The hospitals also had an automatic deduction policy, by which one-half hour was automatically deducted from the nurses’ time for that day, on the assumption that the lunch was taken. Although the hospitals had a policy about not working during lunch (i.e. not carrying the hospital-provided phones during meal breaks) and also had a policy that allowed nurses to cancel the automatic deduction if they performed actual, productive work. The hospitals claimed that the nurses did not follow the policy. The result was a supervised settlement providing for 1.7 million dollars to be paid to the affected employees.

I have clients who have these automatic deduction systems for lunch time. As this makes clear, the automatic is not so automatic. There must still be supervisory oversight and intervention in issues where employees may have worked through lunch, to ensure that proper payment is made. The employer must have a system where employees can report that they worked through lunch and the employees, in my view, must be given training on the system, so all productive time is paid for and the DOL does not come knocking on the door.

In sum, a policy, a piece of paper, will not provide a defense to claims of uncompensated working time.

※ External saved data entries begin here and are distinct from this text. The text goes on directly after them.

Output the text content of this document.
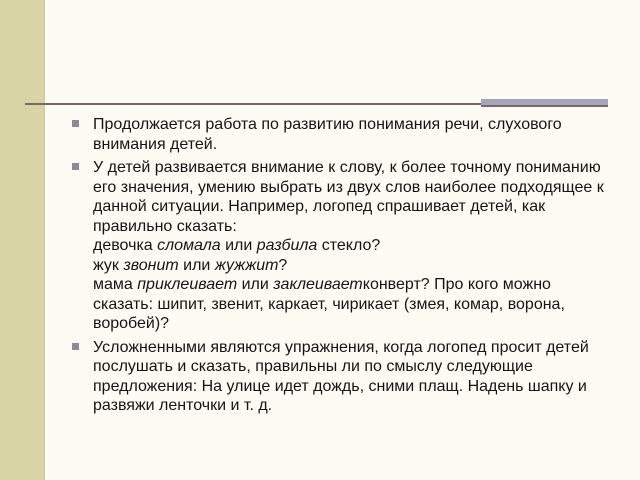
Продолжается работа по развитию понимания речи, слухового внимания детей.
У детей развивается внимание к слову, к более точному пониманию его значения, умению выбрать из двух слов наиболее подходящее к данной ситуации. Например, логопед спрашивает детей, как правильно сказать:
девочка сломала или разбила стекло?
жук звонит или жужжит?
мама приклеивает или заклеиваетконверт? Про кого можно сказать: шипит, звенит, каркает, чирикает (змея, комар, ворона, воробей)?
Усложненными являются упражнения, когда логопед просит детей послушать и сказать, правильны ли по смыслу следующие предложения: На улице идет дождь, сними плащ. Надень шапку и развяжи ленточки и т. д.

More is required of the employer.
 

Working Time FLSA Class Action Hits Amazon Over Punch In/Punch Outs

 

In what is a troubling trend, an employee of Amazon.com Inc. has filed a FLSA collective action for unpaid overtime. The thrust of the allegations is that the rounding policy, which rounds to the nearest fifteen minutes, violates the Fair Labor Standards Act and deprives employees of compensation for alleged productive working time.   The case is docketed as Austin v. Amazon.com, Inc.

The suit is particularly dangerous because it evidently seeks a nationwide class action of all Amazon “warehouse associates” who were employed over the past three years. There are facilities in several states, such as Arizona, Delaware and Texas. If certified as a class, there could possibly be more than 21,000 employees involved. The total exposure on such an action could run to the millions of dollars.

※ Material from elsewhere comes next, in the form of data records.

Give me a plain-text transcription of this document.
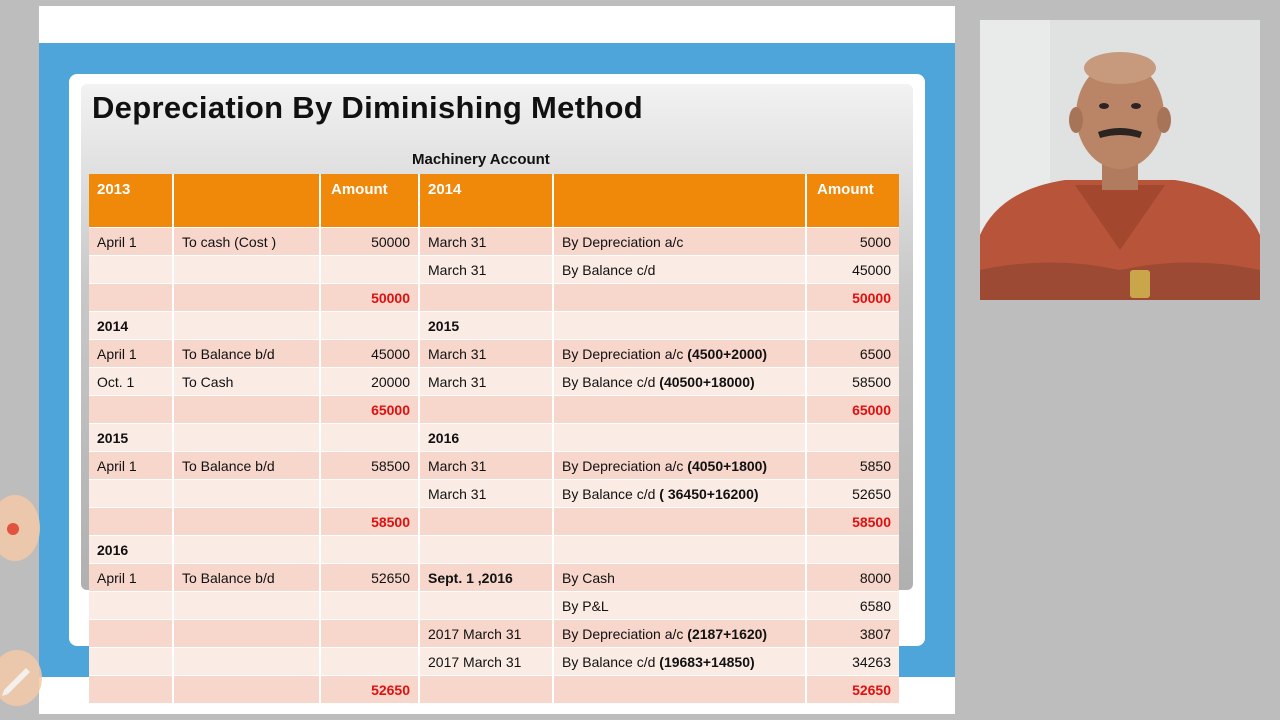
Depreciation By Diminishing Method
Machinery Account
2013		Amount	2014		Amount
April 1	To cash (Cost )	50000	March 31	By Depreciation a/c	5000
			March 31	By Balance c/d	45000
		50000			50000
2014			2015		
April 1	To Balance b/d	45000	March 31	By Depreciation a/c (4500+2000)	6500
Oct. 1	To Cash	20000	March 31	By Balance c/d (40500+18000)	58500
		65000			65000
2015			2016		
April 1	To Balance b/d	58500	March 31	By Depreciation a/c (4050+1800)	5850
			March 31	By Balance c/d ( 36450+16200)	52650
		58500			58500
2016					
April 1	To Balance b/d	52650	Sept. 1 ,2016	By Cash	8000
				By P&L	6580
			2017 March 31	By Depreciation a/c (2187+1620)	3807
			2017 March 31	By Balance c/d (19683+14850)	34263
		52650			52650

Apparently, the Company forbids employees from punching in early; this creates an anomaly because those employees who get to work “first” get paid for their entire shift, while those who are compelled to wait in line to punch in and do so eight or nine minutes after start time, find their time rounded up to fifteen minutes after the start time and start being paid only from that point on. Under law, if employees punch in and immediately begin productive work, they must be paid from that minute on, without the benefit of rounding.

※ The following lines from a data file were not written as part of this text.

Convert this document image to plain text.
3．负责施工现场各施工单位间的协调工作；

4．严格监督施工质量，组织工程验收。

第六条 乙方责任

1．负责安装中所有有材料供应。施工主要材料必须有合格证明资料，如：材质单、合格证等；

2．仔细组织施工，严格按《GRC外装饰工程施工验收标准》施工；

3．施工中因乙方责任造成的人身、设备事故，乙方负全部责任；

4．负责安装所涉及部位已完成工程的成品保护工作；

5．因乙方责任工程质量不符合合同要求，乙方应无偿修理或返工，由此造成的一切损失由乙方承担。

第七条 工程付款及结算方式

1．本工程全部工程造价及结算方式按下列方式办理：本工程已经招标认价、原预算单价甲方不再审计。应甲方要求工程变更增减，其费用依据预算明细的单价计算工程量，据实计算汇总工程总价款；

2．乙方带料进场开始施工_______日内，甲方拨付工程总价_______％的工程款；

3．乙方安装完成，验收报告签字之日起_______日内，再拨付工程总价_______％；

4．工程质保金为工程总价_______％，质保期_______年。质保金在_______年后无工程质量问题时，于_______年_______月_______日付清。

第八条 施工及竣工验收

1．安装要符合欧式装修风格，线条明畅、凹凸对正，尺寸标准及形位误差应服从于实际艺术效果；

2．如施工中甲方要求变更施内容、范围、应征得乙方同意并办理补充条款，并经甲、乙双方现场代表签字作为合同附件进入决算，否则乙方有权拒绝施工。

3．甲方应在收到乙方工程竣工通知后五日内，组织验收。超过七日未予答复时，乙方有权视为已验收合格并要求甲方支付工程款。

The situation is complicated due to the advent of electronic timekeeping, including so-called “smart clocks,” which do not allow employees to punch in before their start times. The plaintiff’s attorney called attention to this issue and urged that the electronic technology in fact allowed for payment to the minute, so there was no reason not to properly pay the employees.  He also conceded that some employees could benefit from the policy by deriving some extra minutes from the rounding system, but stressed that the majority of employees would lose money from the rounding procedure.

If the allegations are true, then the actual impact of the policy is that workers work “off the clock,” depriving them of straight time and overtime wages. I believe this is a real problem in the industrial world and is complicated by the advanced technology of timekeeping. Employees must be paid for all productive work and a timekeeping system cannot act to deprive the employees, of those wages. Employers should institute appropriate policies and, more importantly, must exercise supervisory and managerial oversight to ensure that employees are paid for all hours actually worked.